In the premiere, Roseanne was just as unyielding as her sister, who made her first appearance wearing a “NASTY WOMAN” t-shirt and calling Roseanne “deplorable.” It was played for comedy, but it was grounded in reality: Roseanne Conner’s Trump support, like that of so many people who voted for him in the 2016 Presidential election, was driven more by financial concerns than by ideology.
The recurring poverty theme underscored the irony of all the Trump-as-economic-savior rhetoric in real life, a twist that wasn’t lost on Jackie. Making America great again clearly doesn’t mean lower-middle-class families like the Conners will be able to afford decent healthcare or even WiFi. Yet many continue to wait in vain for a savior who is too busy trying to save his own ass to worry about theirs.
Layered and complex
Just because Roseanne Barr turned out to be a cartoon Trumpian doesn’t mean a vote for Trump was always an endorsement of white supremacy, homophobia, and all those other “deplorables” causes. In the revival, Roseanne Conner reflected the reality that people with terrible taste in Presidential candidates can still be layered and complex.
Despite her political affiliation, she seemed to be closest to her black grandchild (Jayden Rey), whose race was treated as a matter of fact, not as a source of comedy, the way Saffy’s biracial daughter was on Absolutely Fabulous. I don’t believe any character ever mentioned that DJ (Michael Fishman) was married to a black woman and had a black kid. They both could have been white with no changes to the script.
Roseanne was just as accepting of her grandson Mark’s preference for female clothing, more so than her husband Dan (John Goodman, spending too much of the first few episodes hovering in the background). She even made a very Maude-like speech to Mark’s classmates warning them to be kind to him or risk her “white-witch” wrath.
But my favorite episode was the one featuring the Conners’ new Muslim neighbors. At first, Roseanne’s reaction to them was one of fear and distrust, which felt a lot like Trump’s America. But over the course of the episode, Roseanne slowly began to see the error of her initial presumptions. In the climactic scene, she made another very Maude-like speech to a bigoted supermarket cashier who was meant to represent the demonized Republican that many Democrats accept as the blueprint.
What I loved most about the episode was that despite Roseanne’s enlightenment and her coming to terms with the fact that her Muslim neighbors weren’t that different from the Conners, both Roseanne and the show resisted giving us that warm and fuzzy a-ha moment.

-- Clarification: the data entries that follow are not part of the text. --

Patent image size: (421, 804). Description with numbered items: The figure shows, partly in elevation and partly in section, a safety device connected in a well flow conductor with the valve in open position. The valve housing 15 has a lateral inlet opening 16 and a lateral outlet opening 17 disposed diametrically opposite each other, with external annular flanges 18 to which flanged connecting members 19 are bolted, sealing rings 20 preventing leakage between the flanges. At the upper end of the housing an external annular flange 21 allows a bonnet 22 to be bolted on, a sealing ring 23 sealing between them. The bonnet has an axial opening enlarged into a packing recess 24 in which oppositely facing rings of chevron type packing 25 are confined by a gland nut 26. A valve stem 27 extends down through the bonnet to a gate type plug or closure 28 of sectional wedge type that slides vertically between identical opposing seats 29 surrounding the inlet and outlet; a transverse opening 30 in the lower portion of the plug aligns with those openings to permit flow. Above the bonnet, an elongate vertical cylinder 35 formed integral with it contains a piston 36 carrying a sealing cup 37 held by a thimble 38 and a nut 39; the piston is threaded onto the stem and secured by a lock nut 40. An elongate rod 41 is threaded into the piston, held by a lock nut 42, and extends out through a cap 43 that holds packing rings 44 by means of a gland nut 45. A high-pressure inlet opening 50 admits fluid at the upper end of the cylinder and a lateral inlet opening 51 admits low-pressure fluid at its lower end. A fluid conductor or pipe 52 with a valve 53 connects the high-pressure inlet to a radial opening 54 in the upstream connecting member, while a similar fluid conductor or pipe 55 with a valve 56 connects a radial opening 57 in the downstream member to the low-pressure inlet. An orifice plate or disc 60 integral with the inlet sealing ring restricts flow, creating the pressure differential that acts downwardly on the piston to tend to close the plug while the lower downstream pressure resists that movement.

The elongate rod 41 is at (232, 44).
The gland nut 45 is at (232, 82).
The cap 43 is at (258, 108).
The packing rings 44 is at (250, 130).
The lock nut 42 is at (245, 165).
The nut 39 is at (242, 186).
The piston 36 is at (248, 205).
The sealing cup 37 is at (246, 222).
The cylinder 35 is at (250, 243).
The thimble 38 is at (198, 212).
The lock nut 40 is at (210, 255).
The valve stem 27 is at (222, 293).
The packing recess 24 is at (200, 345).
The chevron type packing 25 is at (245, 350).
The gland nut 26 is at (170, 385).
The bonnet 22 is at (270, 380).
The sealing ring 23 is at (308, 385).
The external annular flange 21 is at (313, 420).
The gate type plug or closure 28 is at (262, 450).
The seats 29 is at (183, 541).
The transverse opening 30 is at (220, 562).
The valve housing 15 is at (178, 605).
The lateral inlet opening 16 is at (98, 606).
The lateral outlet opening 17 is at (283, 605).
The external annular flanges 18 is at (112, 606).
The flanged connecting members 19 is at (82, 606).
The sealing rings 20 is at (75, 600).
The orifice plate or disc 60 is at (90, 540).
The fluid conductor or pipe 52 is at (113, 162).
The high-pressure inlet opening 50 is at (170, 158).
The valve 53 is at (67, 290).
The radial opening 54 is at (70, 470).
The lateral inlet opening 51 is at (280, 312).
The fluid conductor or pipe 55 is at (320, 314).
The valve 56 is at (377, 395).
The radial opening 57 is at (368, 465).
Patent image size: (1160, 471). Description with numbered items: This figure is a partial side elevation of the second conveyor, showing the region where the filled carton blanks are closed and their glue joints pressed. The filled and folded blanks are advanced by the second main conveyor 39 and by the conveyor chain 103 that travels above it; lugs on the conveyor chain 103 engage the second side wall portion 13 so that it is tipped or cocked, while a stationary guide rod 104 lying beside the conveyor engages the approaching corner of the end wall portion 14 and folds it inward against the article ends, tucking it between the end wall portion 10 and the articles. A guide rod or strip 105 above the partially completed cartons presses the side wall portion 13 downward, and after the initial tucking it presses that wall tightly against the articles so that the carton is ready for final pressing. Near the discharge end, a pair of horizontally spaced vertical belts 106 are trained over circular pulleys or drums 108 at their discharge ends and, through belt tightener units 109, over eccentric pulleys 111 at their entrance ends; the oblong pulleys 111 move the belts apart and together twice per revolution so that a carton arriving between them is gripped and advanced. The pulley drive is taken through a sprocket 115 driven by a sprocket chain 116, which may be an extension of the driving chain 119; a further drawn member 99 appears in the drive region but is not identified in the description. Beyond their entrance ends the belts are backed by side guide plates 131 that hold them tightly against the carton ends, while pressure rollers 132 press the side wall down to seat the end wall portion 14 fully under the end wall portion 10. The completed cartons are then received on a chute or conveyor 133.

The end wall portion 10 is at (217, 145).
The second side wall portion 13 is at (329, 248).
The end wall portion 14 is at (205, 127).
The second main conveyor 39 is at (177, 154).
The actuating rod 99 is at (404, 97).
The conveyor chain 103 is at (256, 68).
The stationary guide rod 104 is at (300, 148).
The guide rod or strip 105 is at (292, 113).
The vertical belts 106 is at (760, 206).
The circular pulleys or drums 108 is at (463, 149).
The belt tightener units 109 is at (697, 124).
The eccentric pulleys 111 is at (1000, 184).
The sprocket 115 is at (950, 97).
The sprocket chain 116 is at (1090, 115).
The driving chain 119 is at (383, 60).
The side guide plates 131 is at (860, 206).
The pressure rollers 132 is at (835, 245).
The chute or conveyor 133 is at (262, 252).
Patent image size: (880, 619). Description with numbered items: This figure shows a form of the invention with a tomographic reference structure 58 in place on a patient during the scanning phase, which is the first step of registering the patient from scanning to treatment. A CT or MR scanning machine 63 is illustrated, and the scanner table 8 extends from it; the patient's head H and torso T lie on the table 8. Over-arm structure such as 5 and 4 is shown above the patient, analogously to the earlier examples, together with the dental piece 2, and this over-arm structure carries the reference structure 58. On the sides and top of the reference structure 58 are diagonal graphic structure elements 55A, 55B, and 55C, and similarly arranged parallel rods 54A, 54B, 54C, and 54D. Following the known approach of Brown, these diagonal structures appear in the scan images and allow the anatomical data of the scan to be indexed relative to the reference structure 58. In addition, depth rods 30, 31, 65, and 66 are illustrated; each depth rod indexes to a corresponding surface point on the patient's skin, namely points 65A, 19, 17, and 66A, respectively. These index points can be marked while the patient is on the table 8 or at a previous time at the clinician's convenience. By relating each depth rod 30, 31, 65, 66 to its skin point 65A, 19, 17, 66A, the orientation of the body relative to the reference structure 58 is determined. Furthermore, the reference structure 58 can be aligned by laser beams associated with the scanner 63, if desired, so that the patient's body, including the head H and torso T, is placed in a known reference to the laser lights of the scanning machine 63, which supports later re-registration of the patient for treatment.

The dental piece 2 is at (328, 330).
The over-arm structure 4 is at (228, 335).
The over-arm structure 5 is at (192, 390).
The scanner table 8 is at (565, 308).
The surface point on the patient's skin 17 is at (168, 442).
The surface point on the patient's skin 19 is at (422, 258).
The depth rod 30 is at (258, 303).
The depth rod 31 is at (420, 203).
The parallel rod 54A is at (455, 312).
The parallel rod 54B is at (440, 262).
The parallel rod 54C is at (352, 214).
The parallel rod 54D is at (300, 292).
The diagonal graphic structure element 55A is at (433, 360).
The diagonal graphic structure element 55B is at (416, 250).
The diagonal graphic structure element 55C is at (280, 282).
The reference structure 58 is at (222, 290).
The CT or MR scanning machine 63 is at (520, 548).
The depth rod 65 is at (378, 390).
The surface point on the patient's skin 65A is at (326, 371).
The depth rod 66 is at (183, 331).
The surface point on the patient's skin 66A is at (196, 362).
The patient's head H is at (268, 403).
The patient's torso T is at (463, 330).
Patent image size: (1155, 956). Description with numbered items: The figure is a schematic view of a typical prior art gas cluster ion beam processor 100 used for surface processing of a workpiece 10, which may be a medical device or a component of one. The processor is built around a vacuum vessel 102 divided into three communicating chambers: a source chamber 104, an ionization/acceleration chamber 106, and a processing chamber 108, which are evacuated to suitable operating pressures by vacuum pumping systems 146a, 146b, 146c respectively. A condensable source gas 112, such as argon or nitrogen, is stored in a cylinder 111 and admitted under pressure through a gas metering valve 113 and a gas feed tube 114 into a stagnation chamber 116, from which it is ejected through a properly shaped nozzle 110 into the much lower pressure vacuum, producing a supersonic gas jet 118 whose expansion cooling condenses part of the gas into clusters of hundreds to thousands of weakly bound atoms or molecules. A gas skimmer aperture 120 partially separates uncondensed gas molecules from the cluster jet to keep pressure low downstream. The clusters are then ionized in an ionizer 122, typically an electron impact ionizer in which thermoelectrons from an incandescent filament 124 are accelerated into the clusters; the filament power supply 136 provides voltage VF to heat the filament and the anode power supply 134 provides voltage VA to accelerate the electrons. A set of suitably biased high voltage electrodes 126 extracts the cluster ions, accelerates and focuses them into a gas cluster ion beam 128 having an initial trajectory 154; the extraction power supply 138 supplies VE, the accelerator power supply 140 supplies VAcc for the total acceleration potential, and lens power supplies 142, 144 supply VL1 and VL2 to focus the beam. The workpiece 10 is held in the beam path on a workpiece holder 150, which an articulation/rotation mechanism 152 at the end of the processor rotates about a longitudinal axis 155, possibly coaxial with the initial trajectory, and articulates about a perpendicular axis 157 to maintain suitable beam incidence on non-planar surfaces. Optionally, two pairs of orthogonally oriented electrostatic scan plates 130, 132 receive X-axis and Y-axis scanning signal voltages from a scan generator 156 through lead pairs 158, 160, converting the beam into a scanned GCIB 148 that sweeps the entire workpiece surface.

Yes, our Muslim neighbors deserve our respect, as Roseanne realized by the end of the episode. But that didn’t excuse her same-but-different neighbor from knocking on her door at two in the morning to pay back the $30 Roseanne had loaned his wife in the supermarket.
By the time Roseanne was finished scolding him for rousing her from her pill-induced slumber, I was thoroughly in love with her. Can the show go on without her? Is the proverbial fat lady about to sing?
The Roseanne-less reboot of the Roseanne revival won’t debut until October 16, but John Goodman confirmed on August 26 in The Sunday Times that his TV wife will be a goner in The Conners. Presumably the knee surgery she was so afraid of in the season 10 finale will silence her for good.
What’s that sound I hear? I think the fat lady might already be clearing her throat?